Personal information
- Full name: Rabin Shrestha
- Date of birth: 19 September 1989 (age 35)
- Place of birth: Jaleswor, Nepal
- Height: 1.71 m (5 ft 7 in)
- Position(s): Defender

Team information
- Current team: Nepal Police F.C. (women) (assistant)

Youth career
- 2006: ANFA Academy
- 2007: Sankata Boys Sports Club

Senior career*
- Years: Team / Apps / (Gls)
- 2008–2024: Nepal Police Club

International career
- 2008–2024: Nepal / 42 / (0)

= Rabin Shrestha =

Nepalese footballer

Rabin Shrestha (रबिन श्रेष्ठ; born 17 May 1991) is a former professional footballer from Nepal. He made his first appearance for the Nepal national football team in 2008.

== Club career ==
Rabin Shrestha is a Nepalese defender who was born in Jaleswor.
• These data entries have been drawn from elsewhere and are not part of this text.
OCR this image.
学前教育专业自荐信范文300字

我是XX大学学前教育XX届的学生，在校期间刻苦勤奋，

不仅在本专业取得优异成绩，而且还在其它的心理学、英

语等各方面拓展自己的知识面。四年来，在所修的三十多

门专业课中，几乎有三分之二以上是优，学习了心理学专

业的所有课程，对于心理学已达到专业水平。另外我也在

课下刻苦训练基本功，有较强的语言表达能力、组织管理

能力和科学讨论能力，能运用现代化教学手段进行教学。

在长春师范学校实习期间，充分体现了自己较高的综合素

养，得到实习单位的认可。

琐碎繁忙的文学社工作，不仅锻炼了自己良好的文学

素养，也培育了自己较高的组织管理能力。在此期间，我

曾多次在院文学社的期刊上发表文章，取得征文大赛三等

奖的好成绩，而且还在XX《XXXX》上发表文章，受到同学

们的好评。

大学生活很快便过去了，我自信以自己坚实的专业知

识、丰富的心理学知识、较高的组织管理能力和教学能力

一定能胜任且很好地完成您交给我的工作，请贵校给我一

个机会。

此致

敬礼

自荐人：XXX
After graduating from ANFA Academy he joined the Sankata Boys Sports Club but a year later he signed for the Nepal Police Club in 2008.

In April 2014 Shrestha was heavenly linked with a move to the Manang Marshyangdi Club, although former player and coach Hari Khadka dismissed it as just a rumor.

== International career ==
Shresta played in the 2011 SAFF Championship and 2013 SAFF Championship for Nepal. In the latter tournament he received the best player award.